Carolina Hall | |
Coordinates: | 35.9112°N -79.0499°W |
Map Type: | North Carolina |
Completion Date: | 1922 |
Architectural Style: | Italianate |
Governing Body: | State |
Carolina Hall, formerly known as Saunders Hall, is a building on the University of North Carolina at Chapel Hill campus in Chapel Hill, North Carolina, in the United States. Carolina Hall was built in 1922 and named for William L. Saunders, an alumnus and a colonel in the Confederate States Army during the American Civil War. The name was changed to "Carolina Hall" in 2015.

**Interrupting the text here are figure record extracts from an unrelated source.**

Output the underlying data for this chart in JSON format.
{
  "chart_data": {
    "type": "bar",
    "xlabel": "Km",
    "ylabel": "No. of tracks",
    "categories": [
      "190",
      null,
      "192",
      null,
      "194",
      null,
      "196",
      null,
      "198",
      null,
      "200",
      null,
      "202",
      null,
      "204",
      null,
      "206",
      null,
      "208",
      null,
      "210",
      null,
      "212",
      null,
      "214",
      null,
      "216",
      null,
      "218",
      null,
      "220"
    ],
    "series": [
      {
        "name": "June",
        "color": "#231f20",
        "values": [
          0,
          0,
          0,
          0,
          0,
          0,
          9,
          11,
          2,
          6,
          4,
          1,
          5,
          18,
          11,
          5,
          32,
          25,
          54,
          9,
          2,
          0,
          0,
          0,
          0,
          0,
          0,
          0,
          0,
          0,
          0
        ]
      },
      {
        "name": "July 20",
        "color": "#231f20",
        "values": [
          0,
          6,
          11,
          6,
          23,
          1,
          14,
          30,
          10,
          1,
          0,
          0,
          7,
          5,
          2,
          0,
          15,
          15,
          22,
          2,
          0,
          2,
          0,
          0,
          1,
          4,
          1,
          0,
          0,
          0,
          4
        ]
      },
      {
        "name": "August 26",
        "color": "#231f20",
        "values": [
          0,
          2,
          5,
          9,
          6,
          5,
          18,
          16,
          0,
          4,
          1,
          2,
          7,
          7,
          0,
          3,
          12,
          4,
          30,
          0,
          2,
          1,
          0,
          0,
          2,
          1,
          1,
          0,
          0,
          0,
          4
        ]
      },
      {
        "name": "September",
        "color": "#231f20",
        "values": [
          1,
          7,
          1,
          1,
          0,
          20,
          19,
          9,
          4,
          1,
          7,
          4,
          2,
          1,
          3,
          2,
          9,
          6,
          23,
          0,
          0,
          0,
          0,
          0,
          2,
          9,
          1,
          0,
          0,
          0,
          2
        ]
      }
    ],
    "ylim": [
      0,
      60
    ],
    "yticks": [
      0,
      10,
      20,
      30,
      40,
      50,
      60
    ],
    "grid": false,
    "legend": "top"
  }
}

The University of North Carolina at Chapel Hill named the building after William L. Saunders in 1922, thirty years after his death. The university named the building Saunders Hall in order to commemorate William L. Saunders' service as a confederate colonel, state secretary of state, and as "Head of the Ku Klux Klan in North Carolina."[1] Saunders Hall was built in the main quad of the University of North Carolina at Chapel Hill campus and remained there for 93 years.[2] In 2014, university students asked trustees to rename the building due to Saunders' role as a Ku Klux Klan leader.[3] Many asked to change the name to "Hurston Hall" to honor Zora Neale Hurston.[4] The Board of Trustees passed a resolution to rename the building, with 10 of the 13 trustees voting for the resolution.[5] In May 2015, the university announced that the building would be renamed "Carolina Hall",[4] and it was officially renamed on August 13, 2015.[6] The Board of Trustees also formulated a plan to forbid any name changes to other buildings on campus for sixteen years.[7]
University students protested the name "Saunders Hall" starting in 2001, when the Black Student Movement began protesting the building's name.[8] The Real Silent Sam Coalition, an advocacy group dedicated to raising awareness about the racialized history of spaces on campus, launched a movement in 2015 to rename Saunders Hall, place a plaque on Silent Sam that contextualizes its history, and implement a historical tour of the racialized space on campus for first-year students. The 10–3 vote to make the changes reflected a divisions among trustees about how to address the university's racial history.[9] Other buildings on campus named after people associated with white supremacy include the Julian Shakespeare Carr Building, Josephus Daniels Student Stores, John Washington Graham Residence Hall, J.G. de Roulhac Hamilton Hall, Cameron Morrison Residence Hall, John J. Parker Residence Hall, Thomas Ruffin Residence Hall and Cornelia Phillips Spencer Hall.